Localizar lo desconocido como algo que existe ahí fuera es incompatible con la pasión. La totalidad de la pasión oprime -o socava- al mundo. Los amantes se aman con el mundo. El mundo es la forma de su pasión, y todos los sucesos que experimentan o imaginan constituyen la iconografía de su pasión. Por eso, la pasión está dispuesta a arriesgar la vida. Se diría que la vida es sólo la forma de la pasión. Ahora, justo en una semana en la que los católicos celebran una pasión incondicional, parece un buen momento para reflexionar sobre la idoneidad de las pasiones, las mal entendidas, las irrealizables, las reconocibles, las desesperadas y las devotas. La de una madre con su hijo, la del primer amor, la de la vejez, la de la muerte. Estamos acostumbrados a movernos por pulsiones, dejando a un lado la razón y citándonos continuamente con el corazón. Solo desde ahí dentro encontramos sentido a muchas de nuestras experiencias, a nuestra trayectoria vital. Solo desde lo más profundo intentamos explicar lo inexplicable, la fe, lo irracional. Los creyentes lo llaman ‘más allá’ y los científicos ‘azar’. Nos pasamos la vida buscando el sentido a cosas que no lo tienen, imbuidos por una rutina que nos hastía y nos devora.

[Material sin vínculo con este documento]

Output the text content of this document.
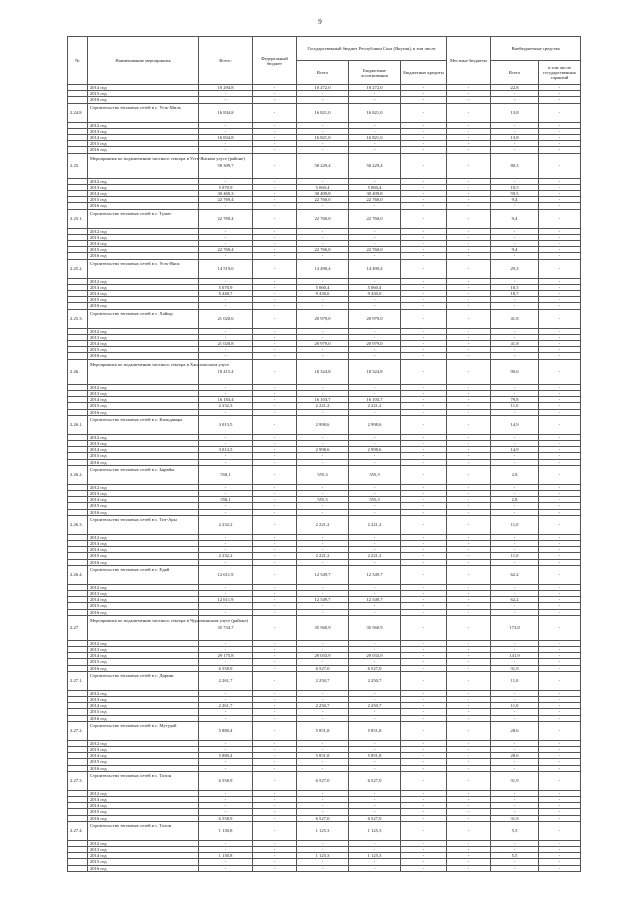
9
№	Наименование мероприятия	Всего:	Федеральный бюджет	Государственный бюджет Республики Саха (Якутия), в том числе			Местные бюджеты	Внебюджетные средства	
				Всего	Бюджетные ассигнования	Бюджетные кредиты		Всего	в том числе государственных гарантий
	2014 год	10 294,8	-	10 272,0	10 272,0	-	-	22,8	-
	2015 год	-	-	-	-	-	-	-	-
	2016 год	-	-	-	-	-	-	-	-
2.24.8	Строительство тепловых сетей в с. Усть-Миль	16 834,8	-	16 821,0	16 821,0	-	-	13,8	-
	2012 год	-	-	-	-	-	-	-	-
	2013 год	-	-	-	-	-	-	-	-
	2014 год	16 834,8	-	16 821,0	16 821,0	-	-	13,8	-
	2015 год	-	-	-	-	-	-	-	-
	2016 год	-	-	-	-	-	-	-	-
2.25.	Мероприятия по подключению частного сектора в Усть-Янском улусе (районе)	58 309,7	-	58 229,4	58 229,4	-	-	80,3	-
	2012 год	-	-	-	-	-	-	-	-
	2013 год	5 070,9	-	5 060,4	5 060,4	-	-	10,5	-
	2014 год	30 469,3	-	30 409,8	30 409,8	-	-	59,5	-
	2015 год	22 769,4	-	22 760,0	22 760,0	-	-	9,4	-
	2016 год	-	-	-	-	-	-	-	-
2.25.1.	Строительство тепловых сетей в с. Тумат	22 769,4	-	22 760,0	22 760,0	-	-	9,4	-
	2012 год	-	-	-	-	-	-	-	-
	2013 год	-	-	-	-	-	-	-	-
	2014 год	-	-	-	-	-	-	-	-
	2015 год	22 769,4	-	22 760,0	22 760,0	-	-	9,4	-
	2016 год	-	-	-	-	-	-	-	-
2.25.2.	Строительство тепловых сетей в с. Усть-Янск	14 519,6	-	14 490,4	14 490,4	-	-	29,3	-
	2012 год	-	-	-	-	-	-	-	-
	2013 год	5 070,9	-	5 060,4	5 060,4	-	-	10,5	-
	2014 год	9 448,7	-	9 430,0	9 430,0	-	-	18,7	-
	2015 год	-	-	-	-	-	-	-	-
	2016 год	-	-	-	-	-	-	-	-
2.25.3.	Строительство тепловых сетей в с. Хайыр	21 020,6	-	20 979,0	20 979,0	-	-	41,8	-
	2012 год	-	-	-	-	-	-	-	-
	2013 год	-	-	-	-	-	-	-	-
	2014 год	21 020,8	-	20 979,0	20 979,0	-	-	41,8	-
	2015 год	-	-	-	-	-	-	-	-
	2016 год	-	-	-	-	-	-	-	-
2.26.	Мероприятия по подключению частного сектора в Хангаласском улусе	18 415,4	-	18 324,8	18 324,8	-	-	90,6	-
	2012 год	-	-	-	-	-	-	-	-
	2013 год	-	-	-	-	-	-	-	-
	2014 год	16 183,4	-	16 103,7	16 103,7	-	-	79,8	-
	2015 год	2 232,3	-	2 221,2	2 221,2	-	-	11,0	-
	2016 год	-	-	-	-	-	-	-	-
2.26.1.	Строительство тепловых сетей в с. Кильдямцы	3 013,5	-	2 998,6	2 998,6	-	-	14,9	-
	2012 год	-	-	-	-	-	-	-	-
	2013 год	-	-	-	-	-	-	-	-
	2014 год	3 013,5	-	2 998,6	2 998,6	-	-	14,9	-
	2015 год	-	-	-	-	-	-	-	-
	2016 год	-	-	-	-	-	-	-	-
2.26.2.	Строительство тепловых сетей в с. Бярайы	558,1	-	555,3	555,3	-	-	2,8	-
	2012 год	-	-	-	-	-	-	-	-
	2013 год	-	-	-	-	-	-	-	-
	2014 год	558,1	-	555,3	555,3	-	-	2,8	-
	2015 год	-	-	-	-	-	-	-	-
	2016 год	-	-	-	-	-	-	-	-
2.26.3.	Строительство тепловых сетей в с. Тит-Ары	2 232,2	-	2 221,2	2 221,2	-	-	11,0	-
	2012 год	-	-	-	-	-	-	-	-
	2013 год	-	-	-	-	-	-	-	-
	2014 год	-	-	-	-	-	-	-	-
	2015 год	2 232,2	-	2 221,2	2 221,2	-	-	11,0	-
	2016 год	-	-	-	-	-	-	-	-
2.26.4.	Строительство тепловых сетей в с. Едяй	12 611,9	-	12 549,7	12 549,7	-	-	62,2	-
	2012 год	-	-	-	-	-	-	-	-
	2013 год	-	-	-	-	-	-	-	-
	2014 год	12 611,9	-	12 549,7	12 549,7	-	-	62,2	-
	2015 год	-	-	-	-	-	-	-	-
	2016 год	-	-	-	-	-	-	-	-
2.27.	Мероприятия по подключению частного сектора в Чурапчинском улусе (районе)	35 734,7	-	35 560,9	35 560,9	-	-	173,8	-
	2012 год	-	-	-	-	-	-	-	-
	2013 год	-	-	-	-	-	-	-	-
	2014 год	29 175,8	-	29 033,9	29 033,9	-	-	141,9	-
	2015 год	-	-	-	-	-	-	-	-
	2016 год	6 558,9	-	6 527,0	6 527,0	-	-	31,9	-
2.27.1.	Строительство тепловых сетей в с. Диринг	2 261,7	-	2 250,7	2 250,7	-	-	11,0	-
	2012 год	-	-	-	-	-	-	-	-
	2013 год	-	-	-	-	-	-	-	-
	2014 год	2 261,7	-	2 250,7	2 250,7	-	-	11,0	-
	2015 год	-	-	-	-	-	-	-	-
	2016 год	-	-	-	-	-	-	-	-
2.27.2.	Строительство тепловых сетей в с. Мугудай	5 880,4	-	5 851,8	5 851,8	-	-	28,6	-
	2012 год	-	-	-	-	-	-	-	-
	2013 год	-	-	-	-	-	-	-	-
	2014 год	5 880,4	-	5 851,8	5 851,8	-	-	28,6	-
	2015 год	-	-	-	-	-	-	-	-
	2016 год	-	-	-	-	-	-	-	-
2.27.3.	Строительство тепловых сетей в с. Толон	6 558,9	-	6 527,0	6 527,0	-	-	31,9	-
	2012 год	-	-	-	-	-	-	-	-
	2013 год	-	-	-	-	-	-	-	-
	2014 год	-	-	-	-	-	-	-	-
	2015 год	-	-	-	-	-	-	-	-
	2016 год	6 558,9	-	6 527,0	6 527,0	-	-	31,9	-
2.27.4.	Строительство тепловых сетей в с. Толон	1 130,8	-	1 125,3	1 125,3	-	-	5,5	-
	2012 год	-	-	-	-	-	-	-	-
	2013 год	-	-	-	-	-	-	-	-
	2014 год	1 130,8	-	1 125,3	1 125,3	-	-	5,5	-
	2015 год	-	-	-	-	-	-	-	-
	2016 год	-	-	-	-	-	-	-	-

Con el tiempo, nos daremos cuenta de que todo pasa por algo, que llega porque sí, porque avanzamos sobre la creencia de que, de una manera u otra, tocados por la tragedia o por la enfermiza indiferencia, todos estamos traumatizados y avanzamos sin brújula a través de un páramo. En Occidente, la estupidez y la cobardía existencial que reina sobre nuestra falta de intentos y compromisos con la vida nos hacen negar la muerte, mantenerla tan aparte como nos sea posible, así que nuestro paseo por el páramo no considera viable la existencia de lobos o hienas. Y en el caso de que aparezcan, dejamos en el borde los cuerpos de pequeños animales para que se ocupen de ellos antes que de nosotros. Nos cuesta mucho saber por qué y por dónde empezar, de qué manera dejar de lloriquear, cómo dejar de temblar al borde y mantener las manos abiertas. Y a pesar de todo, siempre llegamos a alguna parte, porque como dijo un poeta sobre otro, “mañana no será lo que Dios quiera”.